I took a bite; she had added chives to the mix. It was a nice touch, even if it was the tuna that commanded my attention. Scraps shared the latter sentiment, raising his head off my leg to offer an inquisitive look; Rasputin signaled his interest by resuming the caudal assault on my lower back.
Feeling slightly silly for indulging him, I dabbed a bit of filling out of the sandwich and offered it up on my fingertip, after checking for chives. He licked it clean with his delicate sandpaper tongue, which got me wondering about mine; I hadn't noticed anything out of the ordinary, yet, but it wasn't something I normally paid much attention to. I ignored Rasputin for a bit, but eventually relented and gave him some; Nicole smirked, but said nothing.

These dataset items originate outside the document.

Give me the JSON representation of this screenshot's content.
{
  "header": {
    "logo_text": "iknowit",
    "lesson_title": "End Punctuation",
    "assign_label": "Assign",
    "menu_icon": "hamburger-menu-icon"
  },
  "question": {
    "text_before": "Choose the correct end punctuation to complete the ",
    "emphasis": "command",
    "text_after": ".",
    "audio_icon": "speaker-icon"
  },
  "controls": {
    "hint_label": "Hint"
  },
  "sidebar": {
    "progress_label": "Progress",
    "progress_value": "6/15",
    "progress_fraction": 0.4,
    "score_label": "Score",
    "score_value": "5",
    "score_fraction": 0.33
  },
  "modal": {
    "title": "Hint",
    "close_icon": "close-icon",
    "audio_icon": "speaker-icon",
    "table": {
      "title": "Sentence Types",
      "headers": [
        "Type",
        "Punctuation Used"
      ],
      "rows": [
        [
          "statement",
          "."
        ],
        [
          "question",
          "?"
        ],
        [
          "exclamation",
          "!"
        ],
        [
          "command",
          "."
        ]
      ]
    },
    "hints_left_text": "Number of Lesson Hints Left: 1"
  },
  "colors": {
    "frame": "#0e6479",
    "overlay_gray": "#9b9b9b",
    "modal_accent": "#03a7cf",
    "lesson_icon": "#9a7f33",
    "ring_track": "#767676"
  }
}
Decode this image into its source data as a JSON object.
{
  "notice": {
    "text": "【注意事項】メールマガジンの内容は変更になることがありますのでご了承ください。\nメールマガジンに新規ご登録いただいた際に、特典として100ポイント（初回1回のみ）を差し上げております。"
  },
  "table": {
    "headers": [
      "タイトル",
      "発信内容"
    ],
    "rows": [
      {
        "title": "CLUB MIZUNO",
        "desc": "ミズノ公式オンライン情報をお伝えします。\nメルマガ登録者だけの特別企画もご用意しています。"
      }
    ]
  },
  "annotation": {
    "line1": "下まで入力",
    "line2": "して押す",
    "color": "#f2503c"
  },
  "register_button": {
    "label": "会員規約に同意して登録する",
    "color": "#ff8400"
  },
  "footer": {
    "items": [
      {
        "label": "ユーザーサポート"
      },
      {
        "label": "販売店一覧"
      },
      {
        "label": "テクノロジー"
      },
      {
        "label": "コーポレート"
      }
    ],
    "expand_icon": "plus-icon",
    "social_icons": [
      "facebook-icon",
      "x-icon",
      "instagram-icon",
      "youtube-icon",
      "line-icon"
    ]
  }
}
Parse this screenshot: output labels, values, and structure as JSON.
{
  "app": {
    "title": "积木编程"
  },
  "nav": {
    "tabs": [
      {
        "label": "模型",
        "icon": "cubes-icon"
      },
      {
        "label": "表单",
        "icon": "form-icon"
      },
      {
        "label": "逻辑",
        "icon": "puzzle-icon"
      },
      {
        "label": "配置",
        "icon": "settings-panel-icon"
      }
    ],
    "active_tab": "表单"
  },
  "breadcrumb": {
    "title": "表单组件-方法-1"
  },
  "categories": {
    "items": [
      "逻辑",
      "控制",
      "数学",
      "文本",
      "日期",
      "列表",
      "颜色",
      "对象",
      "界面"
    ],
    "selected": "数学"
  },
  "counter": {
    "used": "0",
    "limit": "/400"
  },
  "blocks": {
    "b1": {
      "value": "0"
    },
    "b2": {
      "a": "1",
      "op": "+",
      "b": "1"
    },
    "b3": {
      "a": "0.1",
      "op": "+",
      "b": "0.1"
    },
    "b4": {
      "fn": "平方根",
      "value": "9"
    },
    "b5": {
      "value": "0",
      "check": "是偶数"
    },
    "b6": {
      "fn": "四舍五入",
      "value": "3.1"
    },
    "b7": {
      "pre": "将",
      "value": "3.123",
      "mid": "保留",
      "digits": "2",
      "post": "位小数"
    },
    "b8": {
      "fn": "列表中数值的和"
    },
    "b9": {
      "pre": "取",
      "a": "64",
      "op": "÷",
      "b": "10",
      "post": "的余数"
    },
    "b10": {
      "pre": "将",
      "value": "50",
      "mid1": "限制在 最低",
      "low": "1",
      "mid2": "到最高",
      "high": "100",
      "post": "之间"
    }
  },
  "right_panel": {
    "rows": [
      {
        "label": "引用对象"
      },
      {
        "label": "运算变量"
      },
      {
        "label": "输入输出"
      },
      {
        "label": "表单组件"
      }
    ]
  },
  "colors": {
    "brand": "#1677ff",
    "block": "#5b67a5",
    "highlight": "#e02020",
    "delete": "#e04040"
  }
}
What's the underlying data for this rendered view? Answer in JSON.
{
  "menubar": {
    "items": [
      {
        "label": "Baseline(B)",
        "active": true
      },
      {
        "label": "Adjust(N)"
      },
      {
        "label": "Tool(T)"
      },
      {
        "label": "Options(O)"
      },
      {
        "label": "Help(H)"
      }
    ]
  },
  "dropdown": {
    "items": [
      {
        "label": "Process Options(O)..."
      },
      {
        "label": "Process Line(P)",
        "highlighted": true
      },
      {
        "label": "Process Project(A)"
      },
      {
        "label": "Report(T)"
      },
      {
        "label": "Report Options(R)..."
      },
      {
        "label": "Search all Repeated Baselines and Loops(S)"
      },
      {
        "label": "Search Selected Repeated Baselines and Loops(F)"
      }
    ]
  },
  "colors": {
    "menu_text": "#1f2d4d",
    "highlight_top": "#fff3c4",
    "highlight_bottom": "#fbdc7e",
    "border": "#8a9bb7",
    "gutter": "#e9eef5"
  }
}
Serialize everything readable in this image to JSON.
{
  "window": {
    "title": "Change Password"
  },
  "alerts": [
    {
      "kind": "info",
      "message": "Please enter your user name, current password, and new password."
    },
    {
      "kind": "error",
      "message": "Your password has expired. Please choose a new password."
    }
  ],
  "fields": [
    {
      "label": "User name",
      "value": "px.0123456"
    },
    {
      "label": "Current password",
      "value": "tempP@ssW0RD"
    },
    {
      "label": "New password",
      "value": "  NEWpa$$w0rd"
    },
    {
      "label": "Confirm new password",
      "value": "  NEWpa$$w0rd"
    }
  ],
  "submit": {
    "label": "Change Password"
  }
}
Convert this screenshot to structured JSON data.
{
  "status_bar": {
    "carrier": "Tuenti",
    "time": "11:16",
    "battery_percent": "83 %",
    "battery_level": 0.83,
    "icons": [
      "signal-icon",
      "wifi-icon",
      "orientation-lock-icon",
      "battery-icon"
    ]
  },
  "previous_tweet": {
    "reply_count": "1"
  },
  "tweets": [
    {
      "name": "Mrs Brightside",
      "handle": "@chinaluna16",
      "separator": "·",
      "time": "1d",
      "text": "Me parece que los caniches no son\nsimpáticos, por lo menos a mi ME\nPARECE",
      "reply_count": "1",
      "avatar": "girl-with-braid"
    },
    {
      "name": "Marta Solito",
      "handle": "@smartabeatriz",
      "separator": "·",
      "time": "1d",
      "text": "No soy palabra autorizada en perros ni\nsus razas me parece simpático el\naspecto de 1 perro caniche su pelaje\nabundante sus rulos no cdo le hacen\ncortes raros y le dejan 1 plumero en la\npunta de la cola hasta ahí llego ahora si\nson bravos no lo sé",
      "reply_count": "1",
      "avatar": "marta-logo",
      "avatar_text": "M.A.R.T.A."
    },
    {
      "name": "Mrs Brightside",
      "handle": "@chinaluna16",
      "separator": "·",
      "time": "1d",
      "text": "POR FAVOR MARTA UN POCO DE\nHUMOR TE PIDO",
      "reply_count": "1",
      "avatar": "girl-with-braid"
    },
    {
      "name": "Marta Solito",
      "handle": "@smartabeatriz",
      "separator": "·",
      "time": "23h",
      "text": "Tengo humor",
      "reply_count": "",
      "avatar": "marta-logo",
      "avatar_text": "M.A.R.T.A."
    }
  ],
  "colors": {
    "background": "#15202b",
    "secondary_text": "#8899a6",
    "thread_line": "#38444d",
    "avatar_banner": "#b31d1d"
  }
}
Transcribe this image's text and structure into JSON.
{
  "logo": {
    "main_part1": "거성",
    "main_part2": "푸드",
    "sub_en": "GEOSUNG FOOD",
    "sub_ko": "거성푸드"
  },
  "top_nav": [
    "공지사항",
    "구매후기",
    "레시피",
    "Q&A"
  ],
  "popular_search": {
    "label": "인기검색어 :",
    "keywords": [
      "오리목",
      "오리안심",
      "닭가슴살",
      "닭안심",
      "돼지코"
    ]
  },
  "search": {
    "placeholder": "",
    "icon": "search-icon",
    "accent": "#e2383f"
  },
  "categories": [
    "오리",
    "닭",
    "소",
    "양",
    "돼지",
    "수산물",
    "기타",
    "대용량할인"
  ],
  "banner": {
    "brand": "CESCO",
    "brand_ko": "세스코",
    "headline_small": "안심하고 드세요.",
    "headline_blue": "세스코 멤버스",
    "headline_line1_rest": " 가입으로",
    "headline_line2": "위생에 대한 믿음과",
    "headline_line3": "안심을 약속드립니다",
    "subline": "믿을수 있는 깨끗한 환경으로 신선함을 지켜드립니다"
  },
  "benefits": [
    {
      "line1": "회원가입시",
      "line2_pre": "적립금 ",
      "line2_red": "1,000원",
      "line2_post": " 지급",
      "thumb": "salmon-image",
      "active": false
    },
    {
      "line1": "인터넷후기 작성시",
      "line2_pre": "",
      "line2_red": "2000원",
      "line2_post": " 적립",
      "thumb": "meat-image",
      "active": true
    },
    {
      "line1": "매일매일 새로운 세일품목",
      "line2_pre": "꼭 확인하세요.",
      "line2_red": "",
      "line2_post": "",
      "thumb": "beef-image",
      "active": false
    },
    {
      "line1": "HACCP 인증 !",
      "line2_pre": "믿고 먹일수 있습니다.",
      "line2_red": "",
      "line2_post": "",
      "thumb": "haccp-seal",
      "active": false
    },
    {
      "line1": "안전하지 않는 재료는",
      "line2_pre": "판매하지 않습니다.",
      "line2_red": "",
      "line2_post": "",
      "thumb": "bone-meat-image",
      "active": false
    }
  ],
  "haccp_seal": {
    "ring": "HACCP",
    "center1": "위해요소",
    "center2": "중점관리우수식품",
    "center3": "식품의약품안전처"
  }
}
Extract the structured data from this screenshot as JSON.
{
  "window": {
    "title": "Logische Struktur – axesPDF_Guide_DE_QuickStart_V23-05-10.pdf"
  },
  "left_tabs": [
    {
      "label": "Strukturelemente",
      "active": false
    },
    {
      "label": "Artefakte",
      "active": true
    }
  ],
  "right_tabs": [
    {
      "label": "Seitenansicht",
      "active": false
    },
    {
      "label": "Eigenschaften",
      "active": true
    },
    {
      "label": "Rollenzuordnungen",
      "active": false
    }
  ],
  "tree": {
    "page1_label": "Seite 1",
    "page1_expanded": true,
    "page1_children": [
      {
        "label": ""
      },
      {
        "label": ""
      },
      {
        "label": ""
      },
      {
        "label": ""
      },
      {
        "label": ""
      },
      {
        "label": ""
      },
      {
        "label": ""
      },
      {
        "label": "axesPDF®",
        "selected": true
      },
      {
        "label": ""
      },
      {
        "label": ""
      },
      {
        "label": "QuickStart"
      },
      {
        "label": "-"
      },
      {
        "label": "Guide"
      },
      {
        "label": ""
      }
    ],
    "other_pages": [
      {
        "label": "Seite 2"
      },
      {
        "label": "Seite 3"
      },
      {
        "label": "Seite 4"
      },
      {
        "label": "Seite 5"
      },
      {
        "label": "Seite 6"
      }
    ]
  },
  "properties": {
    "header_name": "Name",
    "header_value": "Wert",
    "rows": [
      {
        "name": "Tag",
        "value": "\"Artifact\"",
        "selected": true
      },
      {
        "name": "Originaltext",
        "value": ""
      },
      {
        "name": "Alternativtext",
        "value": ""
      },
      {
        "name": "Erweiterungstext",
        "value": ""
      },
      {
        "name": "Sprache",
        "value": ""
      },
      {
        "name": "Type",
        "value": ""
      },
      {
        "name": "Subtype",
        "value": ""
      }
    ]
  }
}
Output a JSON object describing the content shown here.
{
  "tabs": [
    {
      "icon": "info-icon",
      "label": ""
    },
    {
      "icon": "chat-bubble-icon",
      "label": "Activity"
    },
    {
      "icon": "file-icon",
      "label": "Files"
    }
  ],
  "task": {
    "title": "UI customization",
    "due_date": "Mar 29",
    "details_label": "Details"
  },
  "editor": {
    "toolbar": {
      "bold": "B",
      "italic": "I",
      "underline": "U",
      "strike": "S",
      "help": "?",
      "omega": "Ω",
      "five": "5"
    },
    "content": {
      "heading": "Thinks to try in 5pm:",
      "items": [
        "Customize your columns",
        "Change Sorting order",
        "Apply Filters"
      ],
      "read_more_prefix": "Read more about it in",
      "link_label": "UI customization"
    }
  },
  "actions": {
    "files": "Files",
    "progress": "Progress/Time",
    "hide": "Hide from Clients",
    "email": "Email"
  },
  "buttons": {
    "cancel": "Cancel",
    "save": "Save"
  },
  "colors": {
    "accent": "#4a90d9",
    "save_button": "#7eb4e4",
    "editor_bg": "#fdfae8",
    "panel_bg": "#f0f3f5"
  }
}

Neither did I, for a bit. I hadn't realized I was hungry 'til I smelled the fish, but I hadn't actually had breakfast, what with all the Big Emotional Mess this morning; and having a bite helped take my mind off that, too. I sighed, and for the first time this morning week it wasn't a sigh of disquiet or exasperation. The apartment was warm and comfy, even as oddly-dressed as I was, the midday sun filtered in from the windows, I had food (nourishing and tasty,) a cat was curled contentedly in my lap, emitting a soft, strong rumble, and that was joined by a gentle, relaxed thrumming welling up from within my—
Oh for God's sake. I was purring, wasn't I.